Il me semble évident que c'est le retour de bâton qui attends le monde pro. Oui, actuellement, il y a plein de gens qui se croient très malins parce qu'ils ont demandé à un LLM de coder un truc, et que "ça marche". Mais en fait, sans un expert dans la boucle, ça marche tant que le vent souffle dans le bon sens, que les conditions initiales ne varient pas d'un iota, et que personne ne pousse "là", pour voir.
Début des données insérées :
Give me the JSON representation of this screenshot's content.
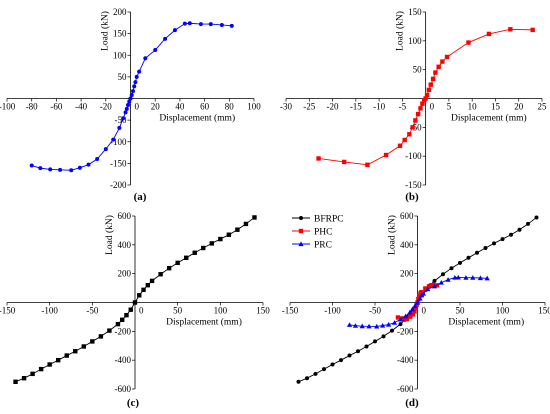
{
  "chart_data": [
    {
      "type": "line",
      "caption": "(a)",
      "xlabel": "Displacement (mm)",
      "ylabel": "Load (kN)",
      "xlim": [
        -100,
        100
      ],
      "ylim": [
        -200,
        200
      ],
      "xticks": [
        -100,
        -80,
        -60,
        -40,
        -20,
        0,
        20,
        40,
        60,
        80,
        100
      ],
      "yticks": [
        -200,
        -150,
        -100,
        -50,
        0,
        50,
        100,
        150,
        200
      ],
      "series": [
        {
          "color": "#0000ff",
          "marker": "circle",
          "x": [
            -80,
            -73,
            -65,
            -57,
            -48,
            -41,
            -34,
            -27,
            -20,
            -14,
            -9,
            -6,
            -4,
            -3,
            -2,
            -1,
            0,
            1,
            2,
            3,
            4,
            5,
            7,
            12,
            20,
            28,
            36,
            44,
            48,
            57,
            65,
            74,
            82
          ],
          "y": [
            -155,
            -161,
            -164,
            -165,
            -166,
            -160,
            -153,
            -140,
            -117,
            -95,
            -68,
            -46,
            -32,
            -24,
            -15,
            -7,
            0,
            8,
            17,
            28,
            38,
            50,
            62,
            93,
            112,
            138,
            158,
            173,
            174,
            172,
            172,
            170,
            168
          ]
        }
      ]
    },
    {
      "type": "line",
      "caption": "(b)",
      "xlabel": "Displacement (mm)",
      "ylabel": "Load (kN)",
      "xlim": [
        -30,
        25
      ],
      "ylim": [
        -150,
        150
      ],
      "xticks": [
        -30,
        -25,
        -20,
        -15,
        -10,
        -5,
        0,
        5,
        10,
        15,
        20,
        25
      ],
      "yticks": [
        -150,
        -100,
        -50,
        0,
        50,
        100,
        150
      ],
      "series": [
        {
          "color": "#ff0000",
          "marker": "square",
          "x": [
            -23,
            -17.5,
            -12.5,
            -8.5,
            -5.5,
            -4.5,
            -3.5,
            -2.8,
            -2.2,
            -1.6,
            -1.1,
            -0.7,
            -0.3,
            0,
            0.3,
            0.7,
            1.1,
            1.6,
            2.1,
            2.8,
            3.6,
            4.6,
            9.2,
            13.6,
            18.2,
            23
          ],
          "y": [
            -104,
            -110,
            -115,
            -98,
            -82,
            -72,
            -62,
            -50,
            -38,
            -27,
            -17,
            -9,
            -3,
            0,
            6,
            15,
            24,
            34,
            45,
            55,
            64,
            72,
            97,
            112,
            120,
            119
          ]
        }
      ]
    },
    {
      "type": "line",
      "caption": "(c)",
      "xlabel": "Displacement (mm)",
      "ylabel": "Load (kN)",
      "xlim": [
        -150,
        150
      ],
      "ylim": [
        -600,
        600
      ],
      "xticks": [
        -150,
        -100,
        -50,
        0,
        50,
        100,
        150
      ],
      "yticks": [
        -600,
        -400,
        -200,
        0,
        200,
        400,
        600
      ],
      "series": [
        {
          "color": "#000000",
          "marker": "square",
          "x": [
            -140,
            -130,
            -120,
            -110,
            -100,
            -90,
            -80,
            -70,
            -60,
            -50,
            -40,
            -30,
            -20,
            -15,
            -10,
            -5,
            0,
            5,
            10,
            15,
            20,
            30,
            40,
            50,
            60,
            70,
            80,
            90,
            100,
            110,
            120,
            130,
            140
          ],
          "y": [
            -550,
            -525,
            -495,
            -462,
            -430,
            -400,
            -368,
            -338,
            -305,
            -270,
            -235,
            -195,
            -150,
            -120,
            -88,
            -50,
            0,
            50,
            88,
            120,
            150,
            196,
            238,
            275,
            310,
            345,
            378,
            410,
            440,
            470,
            505,
            545,
            590
          ]
        }
      ]
    },
    {
      "type": "line",
      "caption": "(d)",
      "xlabel": "Displacement (mm)",
      "ylabel": "Load (kN)",
      "xlim": [
        -150,
        150
      ],
      "ylim": [
        -600,
        600
      ],
      "xticks": [
        -150,
        -100,
        -50,
        0,
        50,
        100,
        150
      ],
      "yticks": [
        -600,
        -400,
        -200,
        0,
        200,
        400,
        600
      ],
      "legend": "top-left",
      "series": [
        {
          "name": "BFRPC",
          "color": "#000000",
          "marker": "circle",
          "x": [
            -140,
            -130,
            -120,
            -110,
            -100,
            -90,
            -80,
            -70,
            -60,
            -50,
            -40,
            -30,
            -20,
            -15,
            -10,
            -5,
            0,
            5,
            10,
            15,
            20,
            30,
            40,
            50,
            60,
            70,
            80,
            90,
            100,
            110,
            120,
            130,
            140
          ],
          "y": [
            -550,
            -525,
            -495,
            -462,
            -430,
            -400,
            -368,
            -338,
            -305,
            -270,
            -235,
            -195,
            -150,
            -120,
            -88,
            -50,
            0,
            50,
            88,
            120,
            150,
            196,
            238,
            275,
            310,
            345,
            378,
            410,
            440,
            470,
            505,
            545,
            590
          ]
        },
        {
          "name": "PHC",
          "color": "#ff0000",
          "marker": "square",
          "x": [
            -23,
            -17.5,
            -12.5,
            -8.5,
            -5.5,
            -3.5,
            -2,
            -1,
            0,
            1,
            2,
            3.6,
            4.6,
            9.2,
            13.6,
            18.2,
            23
          ],
          "y": [
            -104,
            -110,
            -115,
            -98,
            -82,
            -62,
            -38,
            -17,
            0,
            24,
            45,
            64,
            72,
            97,
            112,
            120,
            119
          ]
        },
        {
          "name": "PRC",
          "color": "#0000ff",
          "marker": "triangle",
          "x": [
            -80,
            -73,
            -65,
            -57,
            -48,
            -41,
            -34,
            -27,
            -20,
            -14,
            -9,
            -6,
            -3,
            0,
            3,
            5,
            7,
            12,
            20,
            28,
            36,
            44,
            48,
            57,
            65,
            74,
            82
          ],
          "y": [
            -155,
            -161,
            -164,
            -165,
            -166,
            -160,
            -153,
            -140,
            -117,
            -95,
            -68,
            -46,
            -24,
            0,
            28,
            50,
            62,
            93,
            112,
            138,
            158,
            173,
            174,
            172,
            172,
            170,
            168
          ]
        }
      ]
    }
  ]
}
Au moindre problème, ça va s'écrouler et sans doute, au passage, ruiner l'entreprise (voir faire des dégâts très concrets), parce qu'il y aura un monstre tentaculaire mort au milieu du bâtiment, sur lequel personne n'a la moindre idée de comment intervenir dessus.
Ça n'empêche pas que l'usage des LLM amène des changements dans le métier, entre autre en complexifiant l'embauche des juniors et donc la formation des experts de demain, mais aussi en poussant des devs expérimentés à tout lâcher pour élever des chèvres, lassés de devoir relire le code foireux des LLM en question sans que leur hiérarchie entende à quel point c'est pénible. Ça n'empêche pas non plus que ça fait évoluer la façon de pratiquer ce métier de gré ou de force (d'une façon similaire au fait qu'on ne développe pas toujours dans son langage favori ; là, le langage, parfois, c'est "l'IA"). Et rien que pour ça, je ne pense pas qu'on puisse juste évacuer le fait que certains "traversent une forme de crise de santé mentale", comme si ce n'était rien.